LEO satellites: Billions of dollars are now being invested in new-gen Low Earth Orbit (LEO) satellites that orbit at a low altitude and better connect remote and inaccessible regions. Uncovered and vulnerable to communications disruptions caused by natural disasters, these satellites provide the terrestrial infrastructure giving internet access to almost 2.4 billion people in dark areas.

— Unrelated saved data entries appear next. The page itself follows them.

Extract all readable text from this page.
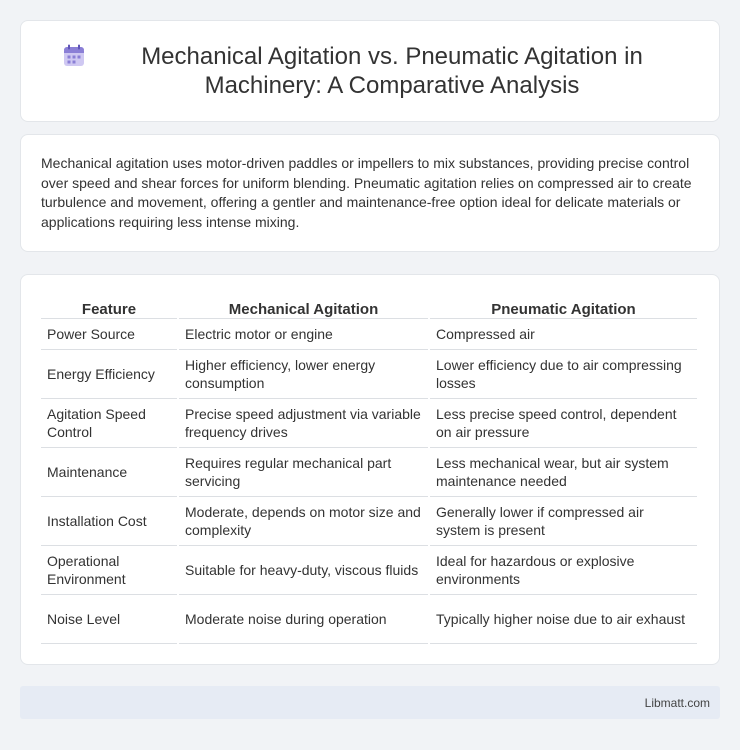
Mechanical Agitation vs. Pneumatic Agitation in Machinery: A Comparative Analysis

Mechanical agitation uses motor-driven paddles or impellers to mix substances, providing precise control over speed and shear forces for uniform blending. Pneumatic agitation relies on compressed air to create turbulence and movement, offering a gentler and maintenance-free option ideal for delicate materials or applications requiring less intense mixing.

Feature	Mechanical Agitation	Pneumatic Agitation
Power Source	Electric motor or engine	Compressed air
Energy Efficiency	Higher efficiency, lower energy consumption	Lower efficiency due to air compressing losses
Agitation Speed Control	Precise speed adjustment via variable frequency drives	Less precise speed control, dependent on air pressure
Maintenance	Requires regular mechanical part servicing	Less mechanical wear, but air system maintenance needed
Installation Cost	Moderate, depends on motor size and complexity	Generally lower if compressed air system is present
Operational Environment	Suitable for heavy-duty, viscous fluids	Ideal for hazardous or explosive environments
Noise Level	Moderate noise during operation	Typically higher noise due to air exhaust
Libmatt.com
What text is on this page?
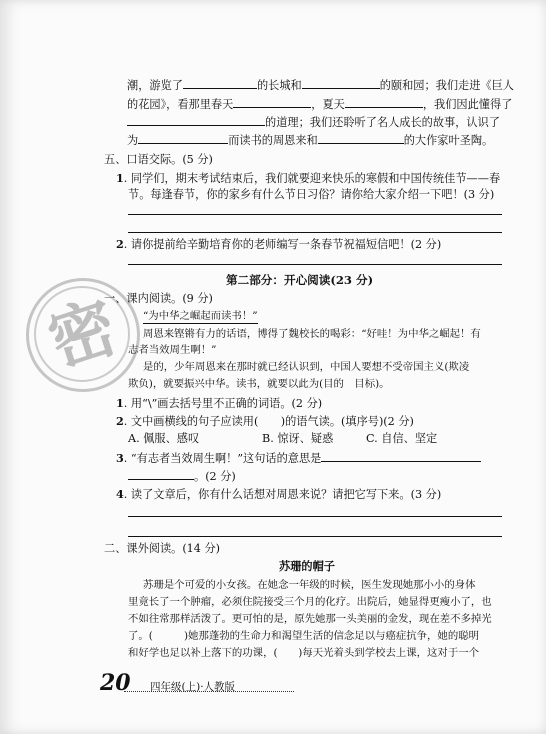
密
潮，游览了	的长城和	的颐和园；我们走进《巨人
的花园》，看那里春天	，夏天	，我们因此懂得了
的道理；我们还聆听了名人成长的故事，认识了
为	而读书的周恩来和	的大作家叶圣陶。
五、口语交际。(5 分)
1. 同学们，期末考试结束后，我们就要迎来快乐的寒假和中国传统佳节——春
节。每逢春节，你的家乡有什么节日习俗？请你给大家介绍一下吧！(3 分)
2. 请你提前给辛勤培育你的老师编写一条春节祝福短信吧！(2 分)
第二部分：开心阅读(23 分)
一、课内阅读。(9 分)
“为中华之崛起而读书！”
周恩来铿锵有力的话语，博得了魏校长的喝彩：“好哇！为中华之崛起！有
志者当效周生啊！”
是的，少年周恩来在那时就已经认识到，中国人要想不受帝国主义(欺凌
欺负)，就要振兴中华。读书，就要以此为(目的　目标)。
1. 用“\”画去括号里不正确的词语。(2 分)
2. 文中画横线的句子应读用(　　)的语气读。(填序号)(2 分)
A. 佩服、感叹	B. 惊讶、疑惑	C. 自信、坚定
3. “有志者当效周生啊！”这句话的意思是
。(2 分)
4. 读了文章后，你有什么话想对周恩来说？请把它写下来。(3 分)
二、课外阅读。(14 分)
苏珊的帽子
苏珊是个可爱的小女孩。在她念一年级的时候，医生发现她那小小的身体
里竟长了一个肿瘤，必须住院接受三个月的化疗。出院后，她显得更瘦小了，也
不如往常那样活泼了。更可怕的是，原先她那一头美丽的金发，现在差不多掉光
了。(　　　)她那蓬勃的生命力和渴望生活的信念足以与癌症抗争，她的聪明
和好学也足以补上落下的功课，(　　)每天光着头到学校去上课，这对于一个
20 四年级(上)·人教版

Low-orbit satellites, like Starlink and OneWeb, will be able to bring connectivity to areas that have been previously unable to access the internet.

Sound waves: A revolution in firefighting—without the use of water or chemicals—was introduced by undergraduate engineering students Seth Robertson and Viet Tran at George Mason University in the US in 2015. The founders of Force SV said the acoustic fire suppression technology douse multiple types of fires, protect people and equipment from harmful chemicals and can be applied to automated systems, ensuring fire personnel safety.

DevOps: During the 2018 unexpected flood in India, the Kerala State IT Mission developed and deployed a crisis management system within 12 hours. Technology resources from across the globe volunteered to code, review and recode to enhance the functionality of the platform using DevOps.